Thursday, June 29, 2006

Changing Habitat

I've always been intrigued by the ever changing breakdown of species that inhabit my back garden. Over the years a number of large trees, mainly European species have been removed and others, mainly West Australian eucalypts, have supplanted them. The movement of the 70s and 80s encouraging householders to 'go native', have seen many changes to mine and the surrounding gardens. The downside of this has been that, as the trees and shrubs have matured, a few species have dominated. Gone, except as very occasional visitors, are the smaller honeyeaters that frequented this area, particularly in the Winter, replaced by the 'bullies', the Little Wattlebirds and the Noisy Miners. A few others manage a living, Musk Lorikeets, Eastern Rosellas, the odd Crescent Honeyeater, and even an occasional (and welcome) Yellow-tailed Black Cockatoo. Of course, we have almost the full range of exotics too!
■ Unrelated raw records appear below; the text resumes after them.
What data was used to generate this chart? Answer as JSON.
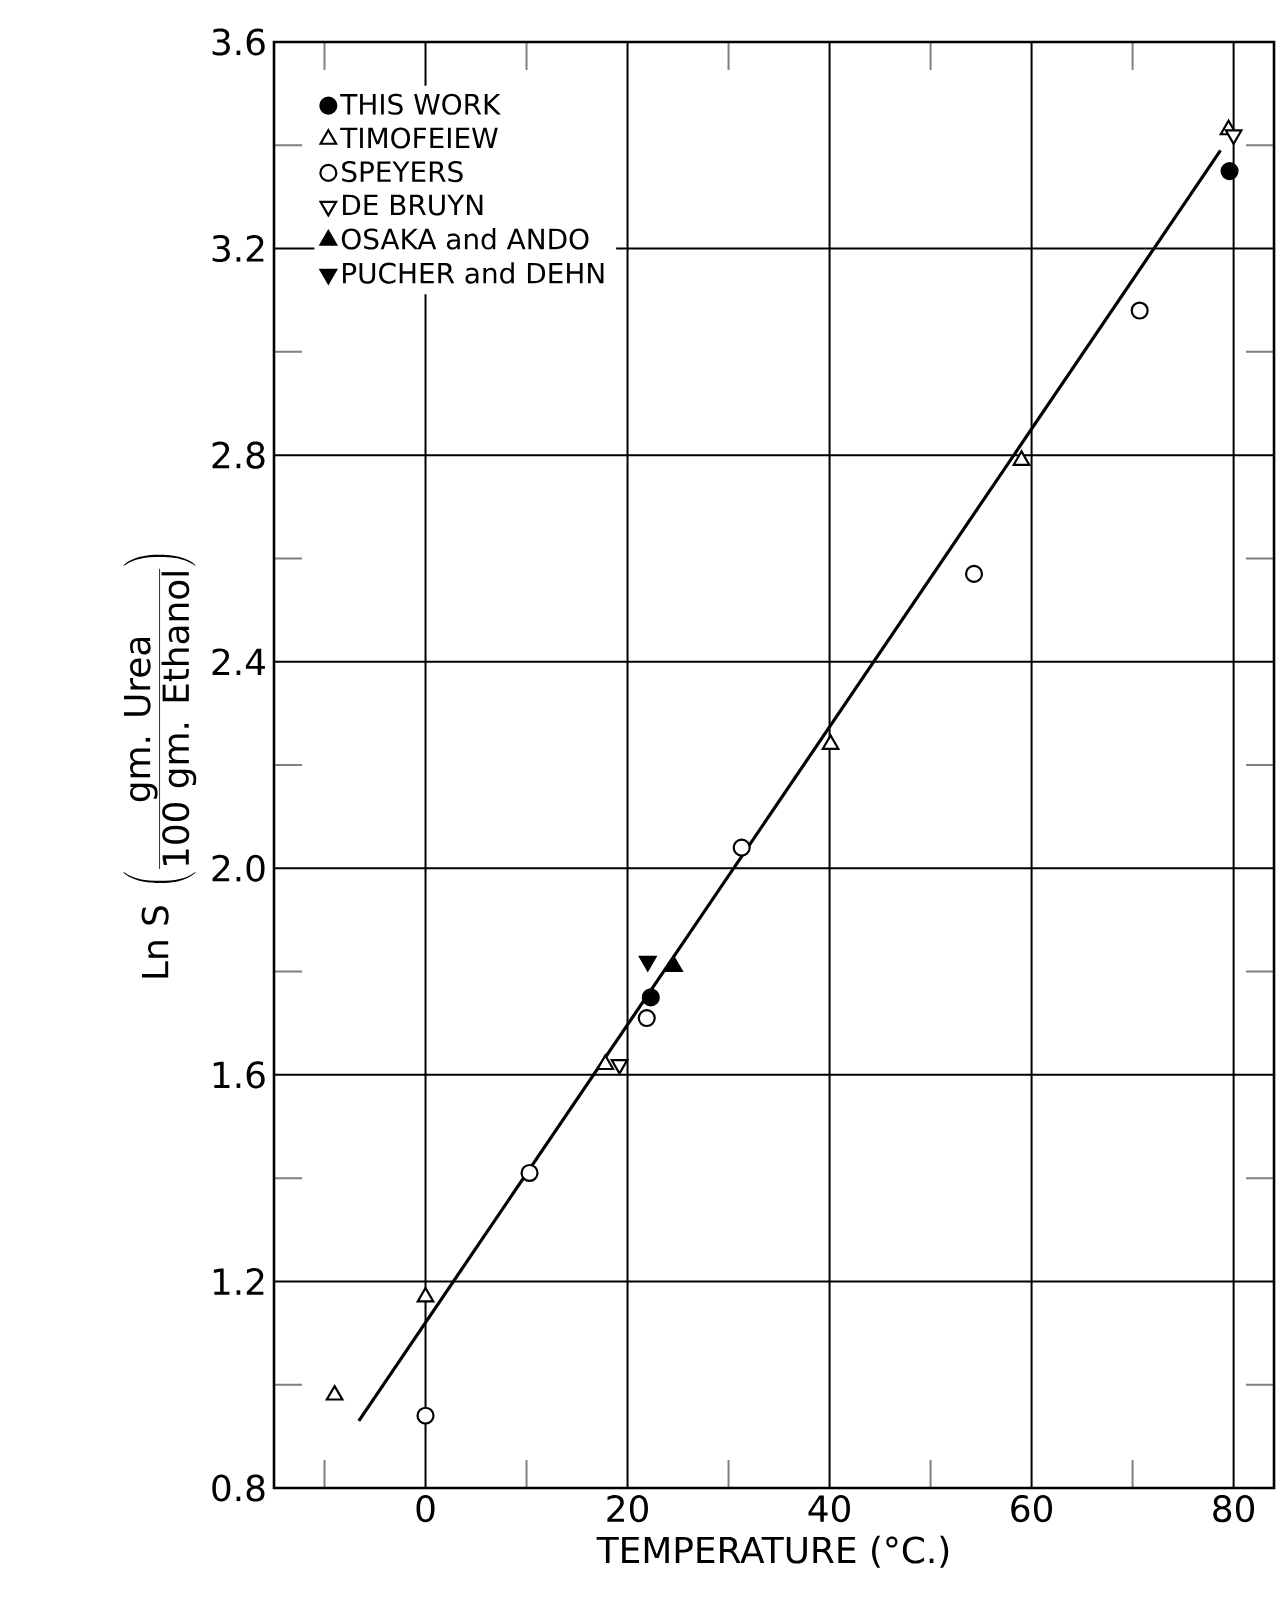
{
  "chart_data": {
    "type": "scatter",
    "xlabel": "TEMPERATURE (°C.)",
    "ylabel": "\\mathrm{Ln\\ S}\\;\\left(\\frac{\\mbox{gm. Urea}}{\\mbox{100 gm. Ethanol}}\\right)",
    "xlim": [
      -15,
      84
    ],
    "ylim": [
      0.8,
      3.6
    ],
    "xticks": [
      {
        "value": -10,
        "label": null
      },
      0,
      {
        "value": 10,
        "label": null
      },
      20,
      {
        "value": 30,
        "label": null
      },
      40,
      {
        "value": 50,
        "label": null
      },
      60,
      {
        "value": 70,
        "label": null
      },
      80
    ],
    "yticks": [
      0.8,
      {
        "value": 1.0,
        "label": null
      },
      1.2,
      {
        "value": 1.4,
        "label": null
      },
      1.6,
      {
        "value": 1.8,
        "label": null
      },
      {
        "value": 2.0,
        "label": "2.0"
      },
      {
        "value": 2.2,
        "label": null
      },
      2.4,
      {
        "value": 2.6,
        "label": null
      },
      2.8,
      {
        "value": 3.0,
        "label": null
      },
      3.2,
      {
        "value": 3.4,
        "label": null
      },
      3.6
    ],
    "grid": true,
    "legend": "top left",
    "series": [
      {
        "name": "THIS WORK",
        "color": "#000000",
        "marker": "circle",
        "x": [
          22.3,
          79.6
        ],
        "values": [
          1.75,
          3.35
        ]
      },
      {
        "name": "TIMOFEIEW",
        "color": "#000000",
        "marker": "triangle-open",
        "x": [
          -9,
          0,
          17.8,
          40.1,
          59,
          79.5
        ],
        "values": [
          0.98,
          1.17,
          1.62,
          2.24,
          2.79,
          3.43
        ]
      },
      {
        "name": "SPEYERS",
        "color": "#000000",
        "marker": "circle-open",
        "x": [
          0,
          10.3,
          21.9,
          31.3,
          54.3,
          70.7
        ],
        "values": [
          0.94,
          1.41,
          1.71,
          2.04,
          2.57,
          3.08
        ]
      },
      {
        "name": "DE BRUYN",
        "color": "#000000",
        "marker": "triangle-down-open",
        "x": [
          19.2,
          80
        ],
        "values": [
          1.62,
          3.42
        ]
      },
      {
        "name": "OSAKA and ANDO",
        "color": "#000000",
        "marker": "triangle",
        "x": [
          24.6
        ],
        "values": [
          1.81
        ]
      },
      {
        "name": "PUCHER and DEHN",
        "color": "#000000",
        "marker": "triangle-down",
        "x": [
          22.0
        ],
        "values": [
          1.82
        ]
      },
      {
        "type": "line",
        "color": "#000000",
        "marker": "none",
        "line_style": "solid",
        "x": [
          -6.6,
          78.7
        ],
        "values": [
          0.93,
          3.39
        ]
      }
    ]
  }
}
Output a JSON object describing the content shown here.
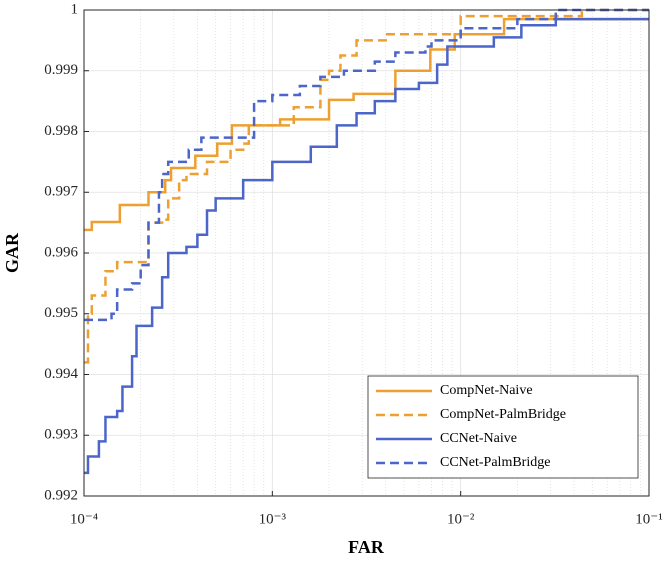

The Noisy Miners started using the garden in numbers, in the mid 80s, and now are regular visitors, harried, but unbowed, by the resident breeding pairs of Little Wattlebird. The Tasmanian sub species of the Noisy Miner, is substantially larger than the its Mainland cousins (Bergman's Rule kicking in). Perhaps that goes some way to explaining why the Noisy Miner I photographed this morning (top right) in a beachside car park, was drawn to a discarded meat pie, although I couldn't determine whether it was eating the meat or the pastry!